Onder den druk der politieke omstandigheden, die gedeeltelijk door een onbehendig voorbijzien van het Vlaamsche vraagstuk ontstonden, moest nu wel het aan het bewind zijnde kabinet tot het indienen van een ontwerp van wet, strekkend tot de vernederlandsching van de Gentsche Universiteit overgaan en, zoo alle voorteekenen niet bedriegen, is de aanneming van deze wet in het Belgische parlement verzekerd. Met ingang van October 1930 zou dan de vernederlandsching van het eerste studiejaar voor al de faculteiten intreden.
Het ligt niet op onzen weg hier sommige modaliteiten van het ingediende voorstel, dat trouwens nog kan worden gewijzigd, te bespreken. Wel echter is het ons een vreugde te mogen vaststellen, dat het Vlaamsche volk op het punt staat, een der rijpe vruchten te plukken van zijn streven naar volksverheffing en volksontvoogding door deelneming aan de gemeenschappelijke Nederlandsche cultuur en beschaving, waaraan het zoo dringend behoefte heeft. Ongetwijfeld zal Gent, na een eerste moeilijke periode van organisatie en groei, spoedig, evenals de Noordnederlandsche Universiteiten en het verre Stellenbosch, een nieuw Nederlandsch brandpunt worden van wetenschap en aldus het geestelijk bezit van den Nederlandschen stam in het bizonder en van de heele ontwikkelde wereld in het algemeen helpen verrijken.

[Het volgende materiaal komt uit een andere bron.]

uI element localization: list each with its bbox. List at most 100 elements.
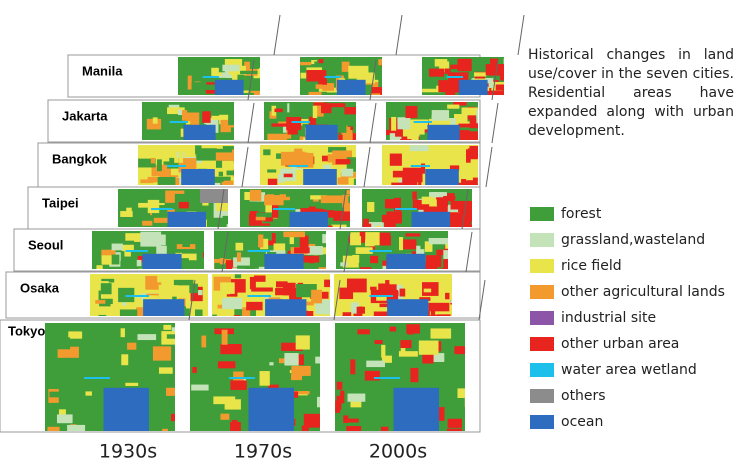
map-tile bbox=[45, 323, 188, 441]
map-patch bbox=[382, 215, 399, 223]
map-patch bbox=[158, 177, 176, 185]
map-tile bbox=[190, 323, 336, 438]
map-patch bbox=[336, 159, 351, 164]
map-patch bbox=[474, 72, 486, 76]
city-label: Jakarta bbox=[62, 108, 108, 123]
legend-swatch bbox=[530, 415, 554, 429]
map-patch bbox=[340, 262, 347, 266]
map-patch bbox=[406, 106, 418, 118]
map-water bbox=[104, 388, 150, 437]
map-patch bbox=[179, 202, 189, 209]
map-river bbox=[248, 250, 270, 252]
map-river bbox=[126, 250, 148, 252]
map-patch bbox=[344, 107, 356, 114]
map-patch bbox=[311, 290, 322, 304]
map-patch bbox=[222, 298, 242, 309]
map-patch bbox=[339, 288, 353, 299]
map-patch bbox=[269, 362, 273, 365]
map-patch bbox=[457, 59, 471, 71]
map-patch bbox=[236, 243, 244, 251]
map-patch bbox=[410, 368, 418, 382]
map-patch bbox=[79, 328, 95, 332]
map-patch bbox=[326, 202, 340, 210]
map-water bbox=[427, 125, 459, 142]
map-river bbox=[170, 121, 188, 123]
map-patch bbox=[147, 373, 163, 382]
map-patch bbox=[448, 419, 462, 428]
map-patch bbox=[230, 380, 246, 390]
map-river bbox=[125, 295, 149, 297]
map-water bbox=[249, 388, 295, 437]
map-patch bbox=[428, 303, 449, 312]
map-patch bbox=[125, 383, 138, 386]
map-patch bbox=[283, 197, 290, 200]
map-patch bbox=[401, 348, 406, 357]
legend-label: rice field bbox=[561, 258, 622, 274]
map-patch bbox=[256, 217, 266, 221]
city-label: Tokyo bbox=[8, 323, 45, 338]
figure: ManilaJakartaBangkokTaipeiSeoulOsakaToky… bbox=[0, 0, 738, 466]
map-patch bbox=[381, 427, 389, 441]
map-river bbox=[370, 250, 392, 252]
map-water bbox=[386, 254, 425, 271]
connector bbox=[396, 15, 402, 55]
map-patch bbox=[357, 307, 365, 314]
map-patch bbox=[127, 343, 136, 350]
map-patch bbox=[182, 110, 187, 121]
map-patch bbox=[343, 415, 348, 423]
connector bbox=[492, 103, 498, 143]
map-patch bbox=[321, 195, 343, 203]
map-patch bbox=[237, 252, 241, 261]
map-patch bbox=[500, 69, 505, 81]
map-patch bbox=[85, 391, 91, 395]
map-patch bbox=[366, 361, 385, 367]
map-water bbox=[459, 80, 488, 97]
map-patch bbox=[222, 330, 228, 345]
map-patch bbox=[225, 399, 241, 409]
legend-swatch bbox=[530, 311, 554, 325]
map-patch bbox=[237, 266, 259, 269]
map-patch bbox=[157, 274, 167, 282]
map-river bbox=[325, 76, 341, 78]
map-patch bbox=[437, 200, 448, 214]
map-patch bbox=[93, 233, 107, 247]
map-patch bbox=[101, 283, 112, 294]
connector bbox=[518, 15, 524, 55]
map-river bbox=[395, 208, 417, 210]
map-patch bbox=[399, 237, 403, 250]
map-content bbox=[212, 274, 334, 327]
map-patch bbox=[321, 105, 331, 114]
map-patch bbox=[274, 109, 282, 113]
map-content bbox=[335, 323, 472, 441]
map-patch bbox=[305, 302, 313, 306]
map-patch bbox=[365, 232, 379, 245]
map-patch bbox=[220, 414, 229, 420]
map-patch bbox=[222, 65, 239, 71]
map-patch bbox=[278, 174, 284, 183]
city-label: Osaka bbox=[20, 280, 60, 295]
map-patch bbox=[137, 260, 142, 266]
map-river bbox=[374, 377, 400, 379]
map-patch bbox=[378, 236, 391, 246]
map-patch bbox=[357, 329, 369, 334]
map-patch bbox=[432, 110, 449, 121]
map-patch bbox=[282, 102, 287, 113]
map-patch bbox=[338, 178, 349, 185]
map-patch bbox=[263, 149, 270, 155]
map-patch bbox=[419, 340, 439, 354]
city-label: Seoul bbox=[28, 237, 63, 252]
map-patch bbox=[447, 429, 462, 438]
map-patch bbox=[294, 247, 310, 253]
map-water bbox=[290, 212, 329, 229]
map-river bbox=[167, 165, 186, 167]
map-patch bbox=[490, 59, 498, 64]
map-water bbox=[142, 254, 181, 271]
legend-swatch bbox=[530, 285, 554, 299]
connector bbox=[486, 147, 492, 187]
legend-label: water area wetland bbox=[561, 362, 697, 378]
map-tile bbox=[212, 274, 334, 327]
map-patch bbox=[276, 281, 288, 287]
map-water bbox=[387, 299, 428, 318]
map-patch bbox=[240, 71, 258, 74]
map-patch bbox=[47, 427, 59, 434]
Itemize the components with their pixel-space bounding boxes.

Er is dus wel degelijk winst voor Vlaanderen op komst, een winst, die ongetwijfeld de voorbode zal zijn van een schoone toekomst, door verscheidene geslachten van stamtrouwe, volhardende kampers, van Jan Frans Willems en Hendrik Conscience tot prof. Mac Leod, Hippoliet Meert en Lodewijk Deraet toe, om van de levenden maar niet te spreken, ten koste van vele offers, voor sommigen onder hen zelfs van hun leven, mogelijk gemaakt.